Significant impact of unforeseen events on travel
- Unpredictable events, including natural disasters, geopolitical tensions, or public health crises, can sharply reduce bookings. Travel demand can rebound quickly, but such risks remain a constant factor for online travel providers.
Internet Penetration
High global internet penetration supports online travel bookings. Growth in e-commerce and digital adoption benefits providers like Expedia, particularly in emerging markets where online travel penetration is still expanding.
Airline Industry
- Fuel is the largest cost for airlines, making them vulnerable to price volatility. Many airlines hedge fuel costs to manage risk.

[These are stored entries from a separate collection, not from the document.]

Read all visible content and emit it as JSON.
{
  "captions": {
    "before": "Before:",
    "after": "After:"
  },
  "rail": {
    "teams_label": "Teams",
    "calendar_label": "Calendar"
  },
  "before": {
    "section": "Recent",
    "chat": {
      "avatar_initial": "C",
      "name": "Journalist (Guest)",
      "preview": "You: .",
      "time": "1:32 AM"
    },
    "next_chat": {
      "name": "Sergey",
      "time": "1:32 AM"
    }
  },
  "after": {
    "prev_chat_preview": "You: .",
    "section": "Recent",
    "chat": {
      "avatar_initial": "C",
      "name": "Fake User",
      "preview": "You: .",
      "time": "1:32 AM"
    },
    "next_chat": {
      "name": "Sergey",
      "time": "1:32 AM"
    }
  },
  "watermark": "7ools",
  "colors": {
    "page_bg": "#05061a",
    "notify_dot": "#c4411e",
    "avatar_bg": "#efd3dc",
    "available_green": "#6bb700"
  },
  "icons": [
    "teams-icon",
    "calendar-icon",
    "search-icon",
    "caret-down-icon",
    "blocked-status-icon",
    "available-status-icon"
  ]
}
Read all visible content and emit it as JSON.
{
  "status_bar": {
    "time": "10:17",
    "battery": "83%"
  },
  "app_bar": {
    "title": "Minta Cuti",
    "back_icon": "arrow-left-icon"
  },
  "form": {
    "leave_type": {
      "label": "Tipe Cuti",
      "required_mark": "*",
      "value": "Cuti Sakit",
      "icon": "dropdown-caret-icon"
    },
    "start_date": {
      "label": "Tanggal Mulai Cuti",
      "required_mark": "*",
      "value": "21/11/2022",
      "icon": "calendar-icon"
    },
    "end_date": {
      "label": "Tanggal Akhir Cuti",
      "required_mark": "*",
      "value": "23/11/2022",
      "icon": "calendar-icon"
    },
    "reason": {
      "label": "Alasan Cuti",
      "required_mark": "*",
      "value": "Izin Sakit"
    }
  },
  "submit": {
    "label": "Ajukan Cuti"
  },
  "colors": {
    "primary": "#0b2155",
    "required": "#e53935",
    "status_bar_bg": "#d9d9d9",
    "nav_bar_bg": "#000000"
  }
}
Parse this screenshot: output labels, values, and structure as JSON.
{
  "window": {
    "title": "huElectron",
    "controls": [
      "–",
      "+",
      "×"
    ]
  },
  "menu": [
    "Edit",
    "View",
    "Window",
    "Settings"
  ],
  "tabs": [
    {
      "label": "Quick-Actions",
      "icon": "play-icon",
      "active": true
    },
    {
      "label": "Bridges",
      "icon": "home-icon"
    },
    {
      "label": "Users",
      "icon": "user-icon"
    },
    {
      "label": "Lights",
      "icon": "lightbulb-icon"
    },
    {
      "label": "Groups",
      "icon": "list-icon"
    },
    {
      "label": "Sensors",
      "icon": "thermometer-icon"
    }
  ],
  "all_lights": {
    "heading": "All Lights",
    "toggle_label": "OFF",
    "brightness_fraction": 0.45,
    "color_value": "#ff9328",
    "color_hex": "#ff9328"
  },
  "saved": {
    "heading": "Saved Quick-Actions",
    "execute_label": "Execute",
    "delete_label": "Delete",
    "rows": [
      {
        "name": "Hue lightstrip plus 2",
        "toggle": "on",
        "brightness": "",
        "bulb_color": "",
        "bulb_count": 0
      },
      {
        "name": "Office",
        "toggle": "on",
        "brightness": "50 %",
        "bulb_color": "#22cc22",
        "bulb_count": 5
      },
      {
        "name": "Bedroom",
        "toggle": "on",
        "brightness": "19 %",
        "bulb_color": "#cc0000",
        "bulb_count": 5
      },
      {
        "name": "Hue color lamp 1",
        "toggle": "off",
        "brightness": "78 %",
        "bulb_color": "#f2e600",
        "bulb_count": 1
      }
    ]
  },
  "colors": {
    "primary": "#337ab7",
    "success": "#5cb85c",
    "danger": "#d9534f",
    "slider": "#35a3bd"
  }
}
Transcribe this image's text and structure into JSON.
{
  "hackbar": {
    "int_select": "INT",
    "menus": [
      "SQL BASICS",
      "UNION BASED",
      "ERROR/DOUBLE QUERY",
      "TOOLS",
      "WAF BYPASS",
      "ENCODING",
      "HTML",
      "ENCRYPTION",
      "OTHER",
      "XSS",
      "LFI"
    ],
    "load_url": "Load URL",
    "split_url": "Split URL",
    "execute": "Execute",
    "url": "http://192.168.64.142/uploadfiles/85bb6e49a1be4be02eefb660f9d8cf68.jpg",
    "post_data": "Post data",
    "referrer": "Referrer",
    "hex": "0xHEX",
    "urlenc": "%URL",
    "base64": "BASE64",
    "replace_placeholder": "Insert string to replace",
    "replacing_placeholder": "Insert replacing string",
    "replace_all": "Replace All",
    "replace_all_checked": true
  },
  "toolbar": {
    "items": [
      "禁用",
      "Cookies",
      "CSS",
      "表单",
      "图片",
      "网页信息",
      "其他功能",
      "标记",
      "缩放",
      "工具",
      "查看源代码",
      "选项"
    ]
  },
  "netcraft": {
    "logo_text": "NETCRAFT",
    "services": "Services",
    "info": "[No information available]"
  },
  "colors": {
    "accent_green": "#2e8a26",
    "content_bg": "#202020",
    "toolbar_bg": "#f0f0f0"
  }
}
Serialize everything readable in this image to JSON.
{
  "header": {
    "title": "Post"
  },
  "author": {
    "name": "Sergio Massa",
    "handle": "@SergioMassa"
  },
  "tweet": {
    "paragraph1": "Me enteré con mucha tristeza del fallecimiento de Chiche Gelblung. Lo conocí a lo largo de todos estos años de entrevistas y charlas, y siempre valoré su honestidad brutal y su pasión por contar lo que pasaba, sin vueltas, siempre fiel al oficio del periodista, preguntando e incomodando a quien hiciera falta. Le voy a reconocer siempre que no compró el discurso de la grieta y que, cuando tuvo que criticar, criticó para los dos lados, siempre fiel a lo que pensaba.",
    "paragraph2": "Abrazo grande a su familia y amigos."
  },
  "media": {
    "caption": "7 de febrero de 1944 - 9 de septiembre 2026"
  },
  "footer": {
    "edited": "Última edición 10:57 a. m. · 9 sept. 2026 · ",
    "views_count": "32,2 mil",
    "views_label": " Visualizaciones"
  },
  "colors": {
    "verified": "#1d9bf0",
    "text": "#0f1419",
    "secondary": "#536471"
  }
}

- Demand for flights correlates closely with economic growth. Strong travel demand supports higher occupancy rates and profitability, which in turn benefits online travel providers.
- Airlines are growing revenue through ancillary services such as baggage fees, in-flight WiFi, and premium seating.
- Low-cost carriers continue to expand market share, attracting price-sensitive travelers.
- Industry consolidation has improved profitability and disciplined capacity growth, supporting stable air travel volumes for online travel providers.
Hotels and Lodging Industry
- Hotel occupancy and average daily rates are key drivers of revenue for online travel providers. Higher occupancy and rates support bookings and profitability.
- Hotel bookings generate higher revenue margins compared with air travel, making them a critical revenue source.
- Markets in Europe, Asia, and other regions remain fragmented, providing growth opportunities for online travel agencies partnering with independent properties under merchant models.
Online travel services are a highly competitive niche segment within the travel industry
- Competition remains intense. Providers offer promotions, loyalty programs, and value-added services to capture bookings.
- Consumer shopping behavior increasingly involves visiting multiple sites before booking, reducing advertising efficiency and increasing marketing spend relative to gross profit.
Threat from Online Search Engines
Large search engines with substantial traffic and commerce expertise are expanding into travel, creating competitive pressure for U.S. and international bookings.